Executives at smaller banks say that even though they lack scale, they don’t skimp on service or use structures that are less sophisticated than those designed by the big firms. Many bankers come from the major houses and brought their skills and contacts with them. Huckaby left Goldman Sachs to form IB partners, Chandler spent much of his career at Chase and Mexico’s Banorte. Fischer worked at Chase from 1982 to 1992 and at Citigroup from 1995 until earlier this year.

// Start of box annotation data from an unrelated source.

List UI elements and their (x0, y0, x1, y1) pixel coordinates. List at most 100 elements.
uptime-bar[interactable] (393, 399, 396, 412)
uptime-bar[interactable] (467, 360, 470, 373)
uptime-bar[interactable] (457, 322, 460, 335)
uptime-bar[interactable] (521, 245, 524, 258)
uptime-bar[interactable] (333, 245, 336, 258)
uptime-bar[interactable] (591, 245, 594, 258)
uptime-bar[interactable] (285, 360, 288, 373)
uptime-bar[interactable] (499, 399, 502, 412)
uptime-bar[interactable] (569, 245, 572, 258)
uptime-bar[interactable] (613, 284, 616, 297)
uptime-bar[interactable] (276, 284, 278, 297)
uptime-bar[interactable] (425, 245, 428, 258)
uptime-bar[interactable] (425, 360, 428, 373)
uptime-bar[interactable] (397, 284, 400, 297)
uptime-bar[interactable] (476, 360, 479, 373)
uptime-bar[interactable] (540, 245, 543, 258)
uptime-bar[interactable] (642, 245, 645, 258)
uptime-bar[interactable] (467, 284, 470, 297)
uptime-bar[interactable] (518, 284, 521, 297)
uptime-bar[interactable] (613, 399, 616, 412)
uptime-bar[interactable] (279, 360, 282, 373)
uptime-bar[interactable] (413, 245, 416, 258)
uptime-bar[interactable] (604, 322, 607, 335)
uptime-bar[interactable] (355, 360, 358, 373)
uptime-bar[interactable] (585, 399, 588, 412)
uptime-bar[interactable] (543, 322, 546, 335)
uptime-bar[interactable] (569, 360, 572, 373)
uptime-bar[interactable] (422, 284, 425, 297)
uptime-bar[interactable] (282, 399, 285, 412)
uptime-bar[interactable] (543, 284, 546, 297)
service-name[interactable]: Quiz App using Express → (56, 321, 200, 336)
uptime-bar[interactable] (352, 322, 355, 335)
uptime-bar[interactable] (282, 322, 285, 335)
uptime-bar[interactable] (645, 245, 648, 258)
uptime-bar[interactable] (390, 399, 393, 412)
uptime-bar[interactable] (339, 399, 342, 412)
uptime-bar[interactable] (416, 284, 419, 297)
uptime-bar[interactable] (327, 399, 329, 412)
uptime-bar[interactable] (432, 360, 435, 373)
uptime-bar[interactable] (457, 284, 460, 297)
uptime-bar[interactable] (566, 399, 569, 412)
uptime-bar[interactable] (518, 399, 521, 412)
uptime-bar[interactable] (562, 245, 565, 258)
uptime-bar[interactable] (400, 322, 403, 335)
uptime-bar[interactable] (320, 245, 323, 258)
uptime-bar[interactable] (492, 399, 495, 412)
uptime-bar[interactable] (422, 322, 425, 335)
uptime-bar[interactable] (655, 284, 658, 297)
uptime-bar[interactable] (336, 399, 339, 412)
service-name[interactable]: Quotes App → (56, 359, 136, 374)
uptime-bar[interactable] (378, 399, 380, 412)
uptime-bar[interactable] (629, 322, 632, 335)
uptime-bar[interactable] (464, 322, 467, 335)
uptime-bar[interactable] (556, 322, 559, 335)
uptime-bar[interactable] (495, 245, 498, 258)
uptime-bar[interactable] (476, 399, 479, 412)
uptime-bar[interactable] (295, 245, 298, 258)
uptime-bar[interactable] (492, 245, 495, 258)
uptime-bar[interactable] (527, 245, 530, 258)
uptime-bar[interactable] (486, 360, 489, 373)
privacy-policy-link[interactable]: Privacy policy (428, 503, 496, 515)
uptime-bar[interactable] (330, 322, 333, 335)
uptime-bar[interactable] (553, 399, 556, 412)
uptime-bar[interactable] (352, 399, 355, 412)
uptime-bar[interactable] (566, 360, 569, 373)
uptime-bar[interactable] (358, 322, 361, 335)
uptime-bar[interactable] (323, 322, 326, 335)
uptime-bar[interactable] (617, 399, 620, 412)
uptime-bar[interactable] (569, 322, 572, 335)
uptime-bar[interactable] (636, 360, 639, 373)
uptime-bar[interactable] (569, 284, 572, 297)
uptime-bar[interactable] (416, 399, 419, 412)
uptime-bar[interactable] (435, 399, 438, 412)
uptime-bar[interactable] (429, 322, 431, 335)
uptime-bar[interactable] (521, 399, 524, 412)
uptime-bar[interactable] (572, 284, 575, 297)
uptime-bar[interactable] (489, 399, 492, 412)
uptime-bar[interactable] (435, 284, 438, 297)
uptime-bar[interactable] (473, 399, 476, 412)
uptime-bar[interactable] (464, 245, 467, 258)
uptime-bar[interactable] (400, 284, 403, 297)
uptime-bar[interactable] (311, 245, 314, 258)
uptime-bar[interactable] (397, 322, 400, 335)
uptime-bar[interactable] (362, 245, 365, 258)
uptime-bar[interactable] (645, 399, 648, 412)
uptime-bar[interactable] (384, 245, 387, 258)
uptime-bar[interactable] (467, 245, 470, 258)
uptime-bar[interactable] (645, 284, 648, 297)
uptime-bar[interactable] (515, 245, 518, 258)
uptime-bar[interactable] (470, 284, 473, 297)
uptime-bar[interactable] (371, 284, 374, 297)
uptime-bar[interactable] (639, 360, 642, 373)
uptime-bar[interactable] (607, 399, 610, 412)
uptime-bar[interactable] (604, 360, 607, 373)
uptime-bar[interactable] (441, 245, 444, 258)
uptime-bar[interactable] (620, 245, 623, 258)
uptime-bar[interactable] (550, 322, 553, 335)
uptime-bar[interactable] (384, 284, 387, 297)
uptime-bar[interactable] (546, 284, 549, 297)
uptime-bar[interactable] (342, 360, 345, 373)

As well as employing highly trained professionals, niche investment banks sometimes team up with larger partners. Merchant Bankers in Buenos Aires was associated with Salomon Smith Barney for almost a decade and is now associated with Bank of America. “That way we can provide full investment banking services in Argentina,” says Taussig.

Gerardo Sepúlveda, a partner at the Latin American Enterprise Fund, says IB Partners provided top-notch service to the fund. “They offered us local knowledge with training garnered from the big institutions,” he says. “They were fully devoted to us in a way that a big bank may not have been because of the small size of the deal. When you are not doing a deal with worldwide implications, it pays to use a boutique such as IB.”

But how much money do the smaller deals bring? Proportionately more than the big banks make out of much larger deals, the boutiques say. Smaller houses typically charge fees of 3% to 5% of the transaction value, compared with a maximum 1.5% to 2% charged by the major houses. In cash terms, this is much less than 2% of a $2 billion deal. But when big deals are scarce, the bulge bracket firms are hunting for business wherever they can find it.

“There is no rule to say big investment banks won’t go for a $300 million deal, but we face the same amount of work for a small deal as for a big deal,” says Carlos Guimarães, head of Latin American investment banking at Salomon Smith Barney. “The large deals are more profitable for us.”

The battle between big banks for deals to gain league table representation has also brought fees down dramatically. In July, Salomon agreed to underwrite a $710.7 million secondary equity offering of Petrobras shares for the Brazilian government’s BNDES development bank for a fee of .19%.

Lower Operating Costs
The investment banks have high overheads because they are based in New York, must commit capital to ensure secondary market liquidity and because they have expensive payrolls. Although headcount and bonuses have declined on Wall Street, the boutiques still have much lower operating costs. “The salary of an equity research analyst at a major bank can be up to $1 million a year,” says Fischer. “While we do hire researchers for deals, we have access to the industry research of the big banks too.”

According to Huckaby of IB Partners, smaller banks have fewer layers of managment and can charge lower retainers during a deal. “A New York bank charges $50,000 a month plus another $10,000 in travel costs. We charge $25,000 all in,” Huckaby says.

Smaller banks may yet become a victim of their own success. “The progress that the pioneers have made will most likely be copied and followed by others,” says Wallin. “Those who have developed a niche presence may sense more competition in emerging markets.” And that competition may be coming from the giant Wall Street houses, hungry for deals to tide them over a famine of big-ticket deals in Latin America.